Concept:
Kohlrausch's law lets us build up the conductivity of a whole electrolyte (when it is infinitely diluted) by simply adding the separate contributions of its positive and negative ions. The shape of the conductivity graph is also different for strong and weak electrolytes, and that difference is the key to this question.
Step 1: State the law in words
Kohlrausch's law of independent migration of ions says that at infinite dilution (when the solution is so dilute that the ions move totally freely and do not disturb each other), the limiting molar conductivity of an electrolyte is the sum of the limiting molar conductivities of its cation and its anion, each counted as many times as it appears:
\[ \Lambda^\circ_m = \nu_+ \lambda^\circ_+ + \nu_- \lambda^\circ_- \]
Here $\nu_+$ and $\nu_-$ are the numbers of cations and anions per formula unit.
Step 2: The curve for a strong electrolyte
If you plot molar conductivity $\Lambda_m$ against $\sqrt{c}$ for a strong electrolyte (say KCl), you get an almost straight line. Strong electrolytes are fully broken into ions even at higher concentrations, so the line is steady and gentle. You can simply extend (extrapolate) this straight line back to where $c = 0$ and read off $\Lambda^\circ_m$ from the graph. Easy and reliable.
Step 3: The curve for a weak electrolyte
For a weak electrolyte, like acetic acid, the story is different. At normal concentrations only a small fraction of it splits into ions, so its molar conductivity stays low. But as you keep diluting, more and more of it breaks into ions, and very close to infinite dilution the molar conductivity shoots up very steeply.

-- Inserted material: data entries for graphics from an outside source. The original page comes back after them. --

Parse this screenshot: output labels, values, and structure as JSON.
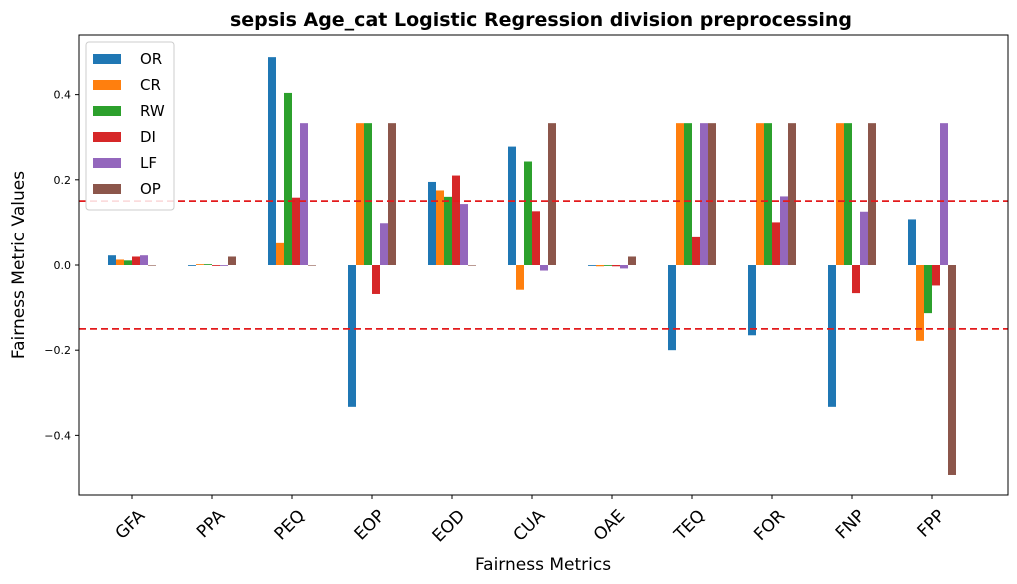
{
  "chart_data": {
    "type": "bar",
    "title": "sepsis Age_cat Logistic Regression division preprocessing",
    "xlabel": "Fairness Metrics",
    "ylabel": "Fairness Metric Values",
    "categories": [
      "GFA",
      "PPA",
      "PEQ",
      "EOP",
      "EOD",
      "CUA",
      "OAE",
      "TEQ",
      "FOR",
      "FNP",
      "FPP"
    ],
    "ylim": [
      -0.54,
      0.54
    ],
    "yticks": [
      -0.4,
      -0.2,
      0.0,
      0.2,
      0.4
    ],
    "ytick_labels": [
      "−0.4",
      "−0.2",
      "0.0",
      "0.2",
      "0.4"
    ],
    "threshold_lines": [
      0.15,
      -0.15
    ],
    "threshold_color": "#e31a1c",
    "legend_position": "top-left",
    "grid": false,
    "series": [
      {
        "name": "OR",
        "color": "#1f77b4",
        "values": [
          0.023,
          -0.002,
          0.488,
          -0.333,
          0.195,
          0.278,
          -0.002,
          -0.2,
          -0.165,
          -0.333,
          0.107
        ]
      },
      {
        "name": "CR",
        "color": "#ff7f0e",
        "values": [
          0.013,
          0.002,
          0.052,
          0.333,
          0.175,
          -0.058,
          -0.003,
          0.333,
          0.333,
          0.333,
          -0.178
        ]
      },
      {
        "name": "RW",
        "color": "#2ca02c",
        "values": [
          0.011,
          0.002,
          0.404,
          0.333,
          0.16,
          0.243,
          -0.002,
          0.333,
          0.333,
          0.333,
          -0.113
        ]
      },
      {
        "name": "DI",
        "color": "#d62728",
        "values": [
          0.02,
          -0.002,
          0.158,
          -0.068,
          0.21,
          0.126,
          -0.003,
          0.066,
          0.1,
          -0.066,
          -0.048
        ]
      },
      {
        "name": "LF",
        "color": "#9467bd",
        "values": [
          0.023,
          -0.002,
          0.333,
          0.098,
          0.143,
          -0.013,
          -0.008,
          0.333,
          0.161,
          0.125,
          0.333
        ]
      },
      {
        "name": "OP",
        "color": "#8c564b",
        "values": [
          0.0,
          0.02,
          0.0,
          0.333,
          0.0,
          0.333,
          0.02,
          0.333,
          0.333,
          0.333,
          -0.493
        ]
      }
    ]
  }
}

This makes the curve bend sharply upward near the $\Lambda_m$ axis instead of staying straight. Because the curve rises so steeply and is not a straight line near $c = 0$, you cannot extend it to find $\Lambda^\circ_m$ by extrapolation. So instead we calculate $\Lambda^\circ_m$ for the weak electrolyte indirectly, by adding the known ionic values using Kohlrausch's law.
Answer: $\Lambda^\circ_m = \nu_+ \lambda^\circ_+ + \nu_- \lambda^\circ_-$. For weak electrolytes the conductivity curve rises too steeply near zero concentration to be a straight line, so it cannot be extrapolated; we use Kohlrausch's law with ionic values instead.